ToRSh 0.1.1 Released — A Stabilized Pure-Rust PyTorch, Now With a Model Converter

A deep-learning framework you can actually pin, build on, and ship — in pure Rust.

Today we released ToRSh 0.1.1 — a stabilization and dependency-refresh release on top of last month’s 0.1.0 debut that locks the entire 33-crate workspace onto consistent, published crates.io dependency versions and ships the brand-new torsh-convert model-converter command-line tool.

ToRSh — Tensor Operations in Rust with Sharding — is a PyTorch-compatible deep-learning framework built entirely in pure Rust, with native tensor sharding. No C. No C++. No Fortran. No Python runtime. Where PyTorch drags in libtorch and the ATen C++ core, a CUDA toolchain, and a Python interpreter just to multiply two tensors, ToRSh compiles to a single static binary you can drop onto a machine and run. That is the sovereignty angle: your training stack is yours, top to bottom, with nothing foreign in the default build.

Why 0.1.1 matters

A debut release tells you a project exists. A stabilization release tells you that you can build a roadmap on it. That is what 0.1.1 is for.

Everything is pinned and published. Every one of the 33 workspace crates now resolves to a consistent, published crates.io dependency version — no local path patches, no “works on my machine” graph. You can add ToRSh to a real project and get a reproducible build.
A clean, warning-free build across the whole workspace. The 0.1.0 base reported 9,000+ tests passing across the workspace with zero warnings and zero errors; 0.1.1 keeps that bar and hardens it.
A rock-solid foundation, not a moving target. Nothing in the public API was churned to chase this release — the value is consistency, so the layers underneath you stop shifting.
A new tool in the box: torsh-convert. The one genuinely new user-facing artifact in 0.1.1 is a model-converter CLI that moves trained ToRSh models between serialization formats, with batch processing, async I/O, and progress reporting (more below).

If you were waiting for a version you could depend on before investing, this is it.

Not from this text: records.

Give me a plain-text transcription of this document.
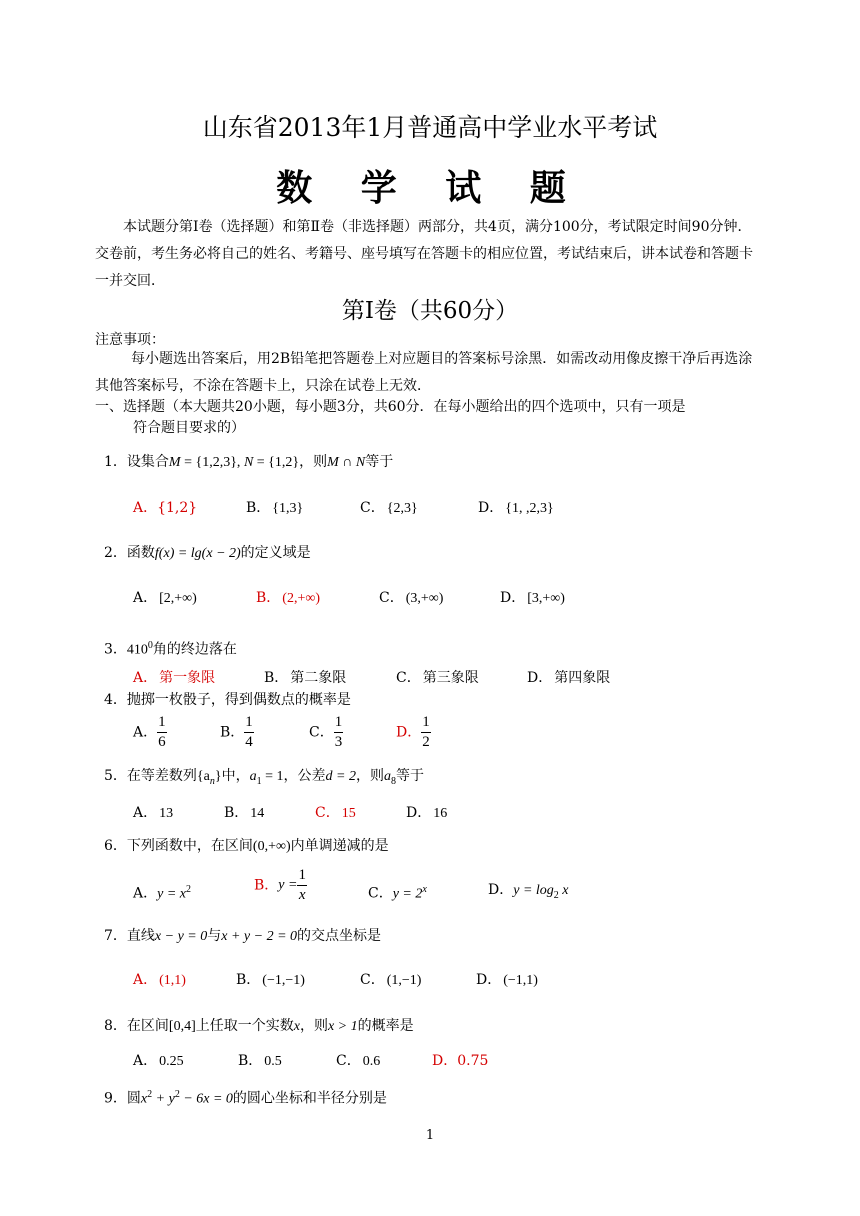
山东省2013年1月普通高中学业水平考试
数 学 试 题
本试题分第Ⅰ卷（选择题）和第Ⅱ卷（非选择题）两部分，共4页，满分100分，考试限定时间90分钟．交卷前，考生务必将自己的姓名、考籍号、座号填写在答题卡的相应位置，考试结束后，讲本试卷和答题卡一并交回．
第Ⅰ卷（共60分）
注意事项：
每小题选出答案后，用2B铅笔把答题卷上对应题目的答案标号涂黑．如需改动用像皮擦干净后再选涂其他答案标号，不涂在答题卡上，只涂在试卷上无效．
一、选择题（本大题共20小题，每小题3分，共60分．在每小题给出的四个选项中，只有一项是
符合题目要求的）
1．设集合M = {1,2,3}, N = {1,2}，则M ∩ N等于
A．{1,2}	B． {1,3}	C． {2,3}	D． {1, ,2,3}
2．函数f(x) = lg(x − 2)的定义域是
A． [2,+∞)	B． (2,+∞)	C． (3,+∞)	D． [3,+∞)
3．$410^0$角的终边落在
A． 第一象限	B． 第二象限	C． 第三象限	D． 第四象限
4．抛掷一枚骰子，得到偶数点的概率是
A． $\frac{1}{6}$	B． $\frac{1}{4}$	C． $\frac{1}{3}$	D． $\frac{1}{2}$
5．在等差数列$\{a_n\}$中，$a_1 = 1$，公差d = 2，则$a_8$等于
A． 13	B． 14	C． 15	D． 16
6．下列函数中，在区间(0,+∞)内单调递减的是
A．$y = x^2$	B．$y = \frac{1}{x}$	C．$y = 2^x$	D．$y = \log_2 x$
7．直线x − y = 0与x + y − 2 = 0的交点坐标是
A． (1,1)	B． (−1,−1)	C． (1,−1)	D． (−1,1)
8．在区间[0,4]上任取一个实数x，则x > 1的概率是
A． 0.25	B． 0.5	C． 0.6	D．0.75
9．圆$x^2 + y^2 - 6x = 0$的圆心坐标和半径分别是
1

Technical Deep Dive: the layers underneath

ToRSh is a layered workspace, and 0.1.1 stabilizes every layer at once. From the bottom up:

(a) The tensor + autograd core. torsh-tensor provides roughly 400 PyTorch-compatible tensor operations — arithmetic, matmul, reductions, advanced indexing, broadcasting, FFT, complex numbers, sorting, histograms, the complete PyTorch scatter family, and in-place ops with autograd safety. torsh-autograd sits on top with complete reverse-mode automatic differentiation: computation-graph tracking, higher-order derivatives, and gradient checkpointing. This is the part everything else is written against.

(b) The nn / optim / data training stack. torsh-nn carries the full neural-network layer set — Linear, Conv1d/2d/3d, ConvTranspose, BatchNorm/LayerNorm/GroupNorm/InstanceNorm, RNN/LSTM/GRU, Transformer, MultiheadAttention, the usual activations and pooling. torsh-optim brings 70+ optimizers (SGD, Adam, AdamW, AdaGrad, RMSprop, LBFGS) plus LR schedulers like CosineAnnealing and OneCycle, including advanced optimizers pulled from OptiRS. torsh-data rounds it out with a multi-worker parallel DataLoader, Dataset abstractions, and sampling strategies.

(c) The SciRS2 scientific layer. ToRSh is not just a clone of the PyTorch surface — it reaches into the SciRS2 scientific-computing platform for things PyTorch leaves to third parties. torsh-graph adds graph neural networks (GCN, GAT, GraphSAGE); torsh-series adds time-series analysis (STL decomposition, SSA, Kalman filters); torsh-vision adds computer-vision spatial ops; torsh-sparse and torsh-special add sparse tensors and special functions. Numerical work routes through scirs2-core rather than raw ndarray, and linear algebra runs on the pure-Rust OxiBLAS backend through scirs2-linalg.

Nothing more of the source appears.